MA: The real problem is if, despite major increases in global phishing attack volume, your people aren’t reporting more threats. Security teams should be seeing a steady uptick of threat reports in their threat feed that keeps pace with the steady rise in attacks. Increased human threat detection yields more threat reports to analyze, and that is a great 'problem' to have. Your humans are the eyes and ears of your security system. They will alert you to the sophisticated attacks that have bypassed your technical protections to help you catch and contain an incident before it spreads. A stagnant threat feed is a warning sign of an un-engaged security culture. A threat report is a terrible thing to waste.
Recent advances in AI make it is possible to implement SIEM/SOAR automation that removes most of the time-and-resource-consuming SOC analysis work that has traditionally gone into making sense of the hundreds, or thousands, of data points populating the threat feed. Leverage a human risk management platform that does the heavy lifting for you. I've spoken with companies who have cut five full-time-equivalents' worth of SOC analyst work per month with AI-enabled automation that orchestrates threat reports, categorizes and neutralizes phishing campaigns, unclogs the threat feed of SPAM, and ultimately frees up security leaders to focus on the incidents that matter.
BN: How can CISOs and security leaders more effectively communicate the business value of achieving measurable risk reduction from the human attack surface?
MA: When communicating the value of a security program, focus on the business value that an investment is bringing and explain its ROI in business terms, not technical. CEOs and CFOs want to see a return on their investment along with increased efficiency, and a good human risk management program lends itself to the task. Behavior change data provides increased visibility into organizational risk, and the CISO can report on interventions made to mitigate that risk. Just as cars require brakes to go farther, faster, without crashing, position human risk management as a growth driver, and never as a blocker.

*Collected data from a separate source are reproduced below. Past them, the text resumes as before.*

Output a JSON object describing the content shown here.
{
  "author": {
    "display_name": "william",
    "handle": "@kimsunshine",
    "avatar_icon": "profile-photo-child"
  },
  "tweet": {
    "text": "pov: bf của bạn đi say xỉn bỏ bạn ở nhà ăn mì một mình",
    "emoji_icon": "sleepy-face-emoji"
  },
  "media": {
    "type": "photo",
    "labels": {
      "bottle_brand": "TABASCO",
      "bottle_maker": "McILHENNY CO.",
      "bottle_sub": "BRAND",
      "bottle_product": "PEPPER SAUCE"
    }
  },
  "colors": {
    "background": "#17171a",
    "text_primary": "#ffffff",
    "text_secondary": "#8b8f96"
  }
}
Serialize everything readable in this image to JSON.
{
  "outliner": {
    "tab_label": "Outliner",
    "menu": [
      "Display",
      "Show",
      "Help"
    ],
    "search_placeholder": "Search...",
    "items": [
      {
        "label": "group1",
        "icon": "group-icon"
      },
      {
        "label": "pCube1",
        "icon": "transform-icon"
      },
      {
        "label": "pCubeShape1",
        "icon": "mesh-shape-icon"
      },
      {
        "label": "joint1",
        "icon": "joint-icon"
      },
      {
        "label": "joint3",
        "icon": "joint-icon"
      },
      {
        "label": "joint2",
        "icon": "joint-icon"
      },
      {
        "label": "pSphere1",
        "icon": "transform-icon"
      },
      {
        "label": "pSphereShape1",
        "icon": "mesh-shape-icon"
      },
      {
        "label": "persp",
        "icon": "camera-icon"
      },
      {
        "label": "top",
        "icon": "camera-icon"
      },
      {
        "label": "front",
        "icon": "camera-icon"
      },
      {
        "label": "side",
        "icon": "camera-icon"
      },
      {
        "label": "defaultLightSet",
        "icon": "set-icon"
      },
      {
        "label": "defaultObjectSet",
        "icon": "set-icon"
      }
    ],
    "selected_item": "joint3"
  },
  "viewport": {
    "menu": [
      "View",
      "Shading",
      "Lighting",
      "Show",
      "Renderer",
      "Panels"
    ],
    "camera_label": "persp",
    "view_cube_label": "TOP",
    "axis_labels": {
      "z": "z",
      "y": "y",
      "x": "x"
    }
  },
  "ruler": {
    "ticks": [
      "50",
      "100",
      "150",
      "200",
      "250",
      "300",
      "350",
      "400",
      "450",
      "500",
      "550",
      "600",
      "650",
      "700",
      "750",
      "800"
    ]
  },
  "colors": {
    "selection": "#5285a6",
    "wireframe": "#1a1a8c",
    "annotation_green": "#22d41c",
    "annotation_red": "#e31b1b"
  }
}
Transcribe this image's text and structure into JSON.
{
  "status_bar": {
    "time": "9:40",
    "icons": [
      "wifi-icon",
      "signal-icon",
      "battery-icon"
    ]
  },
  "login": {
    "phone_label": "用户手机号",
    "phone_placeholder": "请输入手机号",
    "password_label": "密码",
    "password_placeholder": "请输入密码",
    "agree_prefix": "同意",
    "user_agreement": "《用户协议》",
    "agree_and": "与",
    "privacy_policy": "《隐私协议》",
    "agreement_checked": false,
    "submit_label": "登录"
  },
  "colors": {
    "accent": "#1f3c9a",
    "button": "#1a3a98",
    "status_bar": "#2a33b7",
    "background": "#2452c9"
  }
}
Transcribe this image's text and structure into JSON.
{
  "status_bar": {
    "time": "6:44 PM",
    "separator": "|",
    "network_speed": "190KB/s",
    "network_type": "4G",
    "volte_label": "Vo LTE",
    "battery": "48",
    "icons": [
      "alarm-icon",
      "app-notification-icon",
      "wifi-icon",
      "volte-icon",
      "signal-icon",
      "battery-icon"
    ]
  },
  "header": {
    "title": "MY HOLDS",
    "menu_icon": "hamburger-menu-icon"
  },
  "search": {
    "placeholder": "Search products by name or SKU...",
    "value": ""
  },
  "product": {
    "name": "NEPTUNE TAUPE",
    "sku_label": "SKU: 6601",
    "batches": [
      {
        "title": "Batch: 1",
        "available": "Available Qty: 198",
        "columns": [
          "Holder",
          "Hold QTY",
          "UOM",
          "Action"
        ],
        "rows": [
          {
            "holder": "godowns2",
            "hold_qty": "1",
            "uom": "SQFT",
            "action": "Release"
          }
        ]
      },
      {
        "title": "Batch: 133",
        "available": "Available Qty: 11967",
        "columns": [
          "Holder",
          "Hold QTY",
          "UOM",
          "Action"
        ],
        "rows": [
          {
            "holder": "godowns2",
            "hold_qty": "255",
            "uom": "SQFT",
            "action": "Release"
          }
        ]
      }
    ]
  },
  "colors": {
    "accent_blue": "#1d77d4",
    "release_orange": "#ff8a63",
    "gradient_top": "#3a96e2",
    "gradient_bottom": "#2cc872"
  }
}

As training progresses, human resilience should increase, and the risk of a data breach will decrease. This relationship can be visualized with the resilience ratio, which is employee training engagement rate divided by phishing simulation failure rate. The higher the number, the more resilient your organization is. Also, keep track of the volume of detected real threats, and make sure leadership understands that each suspicious email that gets reported signifies a potential data breach that was averted as the malicious email was removed from the system.